AMI offers a freeware mainboard (BIOS) identification utility that, although written specifically for the AMI BIOS’es, is only able to extract a very limited range of information. This utility is available for download at AMI’s Bios support site. The following page, http://www.ami.com/support/bios.html, offers AMI’s manufacturer code list as well as links for the ID utility and post- and beep-code references. The ID utility (AMIMBID.EXE) is a compact (94Kb) file that must be run from a pure DOS session. It will read the data stored on the BIOS chip and display the relevant portion of that data on-screen. It will also write a text file (RESULTS.TXT) that contains most of the information displayed. Figure 7 below illustrates the data written to the text file for the mainboard discussed in the previous section. Note that the BIOS ID string extracted is not quite the same as what was displayed on system startup. The boot display included the Project Tag, which is shown separately in the text file. Note also that this utility does not provide a manufacturer’s name if the Manufacturer Code does not match a database entry. As was the case in earlier examples, a web search is in order for final determination of the board maker.
Needless to say, these results below are less than ideal, and not helpful at all if the board uses Award BIOS. In that case, I suggest the use of CTBIOS, another mobo ID utility. This one is the (freeware) product of c’t, the leading PC enthusiast’s magazine in Germany, and can be found at their website, http://www.heise.de/ct/english/. Of course, most of the site’s pages are in German, so I’ll give another link for this utility, http://bootdisk.com/. This site is chock-full of useful tools besides CTBIOS, so check it out carefully.

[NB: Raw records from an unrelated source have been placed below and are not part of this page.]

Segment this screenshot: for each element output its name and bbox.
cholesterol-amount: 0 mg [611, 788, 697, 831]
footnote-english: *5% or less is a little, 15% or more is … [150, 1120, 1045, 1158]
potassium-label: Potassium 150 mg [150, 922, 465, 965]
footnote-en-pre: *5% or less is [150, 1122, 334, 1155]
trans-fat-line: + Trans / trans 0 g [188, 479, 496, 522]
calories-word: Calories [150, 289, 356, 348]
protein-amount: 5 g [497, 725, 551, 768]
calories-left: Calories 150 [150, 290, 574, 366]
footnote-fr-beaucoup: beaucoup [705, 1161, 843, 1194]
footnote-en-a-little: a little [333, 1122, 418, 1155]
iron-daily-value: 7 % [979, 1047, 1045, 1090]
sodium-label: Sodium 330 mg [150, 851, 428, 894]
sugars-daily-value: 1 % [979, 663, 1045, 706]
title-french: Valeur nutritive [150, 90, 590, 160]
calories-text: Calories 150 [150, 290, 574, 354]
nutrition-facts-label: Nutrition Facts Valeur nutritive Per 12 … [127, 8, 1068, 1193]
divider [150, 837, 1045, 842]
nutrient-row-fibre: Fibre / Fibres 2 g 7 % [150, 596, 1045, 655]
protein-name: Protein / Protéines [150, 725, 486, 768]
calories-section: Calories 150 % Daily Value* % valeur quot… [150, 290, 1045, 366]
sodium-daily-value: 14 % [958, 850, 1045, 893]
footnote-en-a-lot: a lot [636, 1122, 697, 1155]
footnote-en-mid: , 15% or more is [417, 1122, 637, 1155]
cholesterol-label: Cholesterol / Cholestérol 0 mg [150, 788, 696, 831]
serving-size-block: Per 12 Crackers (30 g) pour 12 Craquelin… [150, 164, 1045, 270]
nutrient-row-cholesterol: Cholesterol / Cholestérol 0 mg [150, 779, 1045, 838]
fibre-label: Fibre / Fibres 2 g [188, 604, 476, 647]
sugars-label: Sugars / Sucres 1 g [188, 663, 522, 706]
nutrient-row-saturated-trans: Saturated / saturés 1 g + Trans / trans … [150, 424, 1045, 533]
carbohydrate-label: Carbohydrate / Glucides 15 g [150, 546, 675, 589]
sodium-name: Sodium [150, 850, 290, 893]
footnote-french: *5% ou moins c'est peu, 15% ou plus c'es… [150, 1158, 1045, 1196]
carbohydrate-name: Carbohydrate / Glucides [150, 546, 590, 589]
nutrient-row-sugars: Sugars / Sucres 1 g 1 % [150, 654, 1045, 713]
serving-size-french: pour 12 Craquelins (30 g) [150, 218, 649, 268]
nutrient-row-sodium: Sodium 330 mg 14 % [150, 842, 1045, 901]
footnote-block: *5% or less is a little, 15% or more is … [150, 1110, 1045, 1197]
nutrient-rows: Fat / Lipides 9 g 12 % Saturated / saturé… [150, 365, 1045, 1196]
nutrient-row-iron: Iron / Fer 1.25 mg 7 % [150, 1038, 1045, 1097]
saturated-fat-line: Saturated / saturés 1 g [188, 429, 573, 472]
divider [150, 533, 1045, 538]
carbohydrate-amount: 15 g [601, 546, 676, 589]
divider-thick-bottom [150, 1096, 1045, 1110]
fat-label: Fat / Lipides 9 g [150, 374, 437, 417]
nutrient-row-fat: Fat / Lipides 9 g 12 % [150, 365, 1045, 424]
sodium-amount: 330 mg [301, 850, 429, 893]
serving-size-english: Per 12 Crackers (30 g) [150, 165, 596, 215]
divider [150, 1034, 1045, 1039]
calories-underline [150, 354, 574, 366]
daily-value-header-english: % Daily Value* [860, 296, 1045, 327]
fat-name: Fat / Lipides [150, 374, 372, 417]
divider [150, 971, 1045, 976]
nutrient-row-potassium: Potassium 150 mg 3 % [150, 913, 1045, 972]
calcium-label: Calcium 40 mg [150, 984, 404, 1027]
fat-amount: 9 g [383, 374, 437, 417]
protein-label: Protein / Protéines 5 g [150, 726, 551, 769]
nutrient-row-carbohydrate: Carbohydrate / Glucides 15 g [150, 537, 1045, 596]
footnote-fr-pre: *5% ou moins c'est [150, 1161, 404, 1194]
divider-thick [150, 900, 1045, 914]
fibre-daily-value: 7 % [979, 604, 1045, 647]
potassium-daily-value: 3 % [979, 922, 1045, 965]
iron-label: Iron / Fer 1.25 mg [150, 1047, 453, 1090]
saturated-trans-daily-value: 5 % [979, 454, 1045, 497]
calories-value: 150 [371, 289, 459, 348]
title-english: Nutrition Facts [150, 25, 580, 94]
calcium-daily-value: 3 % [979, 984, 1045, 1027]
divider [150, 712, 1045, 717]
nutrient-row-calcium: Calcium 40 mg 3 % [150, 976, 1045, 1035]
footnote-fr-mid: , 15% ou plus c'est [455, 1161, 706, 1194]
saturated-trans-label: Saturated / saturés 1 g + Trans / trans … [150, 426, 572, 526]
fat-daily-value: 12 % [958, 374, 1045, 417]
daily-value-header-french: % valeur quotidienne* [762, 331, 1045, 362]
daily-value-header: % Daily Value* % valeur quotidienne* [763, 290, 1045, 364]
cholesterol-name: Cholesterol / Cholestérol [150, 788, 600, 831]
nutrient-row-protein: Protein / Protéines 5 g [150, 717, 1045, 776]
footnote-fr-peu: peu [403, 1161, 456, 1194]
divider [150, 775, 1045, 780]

|Figure 7 – AMIMBID results as written to disk|
This utility above will extract useful data from both AMI and Award BIOS’es, and it does a fairly good job of providing the board maker’s name and web address. Compare Figures 8 and 9 below. Figure 8 show the output of CTBIOS v1.3, while Figure 9 shows the same system when examined by CTBIOS v1.5. In either case, it is evident that the board does not carry its maker’s name in its BIOS chip. CTBIOS v1.5 reveals much more information than its earlier version did, but it cannot find something that is not there. Once again, we resort to the web search for the board model 6VIA81 or to Wim’s BIOS Site for a lookup on the manufacturer ID X3. Wim identifies the X3 code as belonging to A-Corp, and this finding is easily verified by the web search.
|Figure 8 – CTBIOS v1.3 results as displayed|
|Figure 9 – CTBIOS v1.5 results as displayed for same system as shown in Figure 8|
With all of the high-level system diagnostic utilities I have at my disposal, I still end up returning to these tried-and-true routines when I need to know whose product is in the machine. The utilities that I have recommended here are all freeware, readily available for download, and are easily run by executing their filenames at a command prompt. They will all return the desired information as on-screen displays. These factors combine to make them my utilities of choice for mainboard identification.
One of the obvious questions that may have occurred to you by now is “Why not skip all of this and go right to the BIOS producer’s site for information?” Well, the short and sweet answer is that both AMI and Award will simply direct you to go to the mainboard maker for any BIOS support issues. Remember, the whole intent of this exercise was to identify the board maker. If we don’t know who the board maker is well, you get the idea.
I certainly hope that some of this will make your next mainboard identification task just a little bit simpler.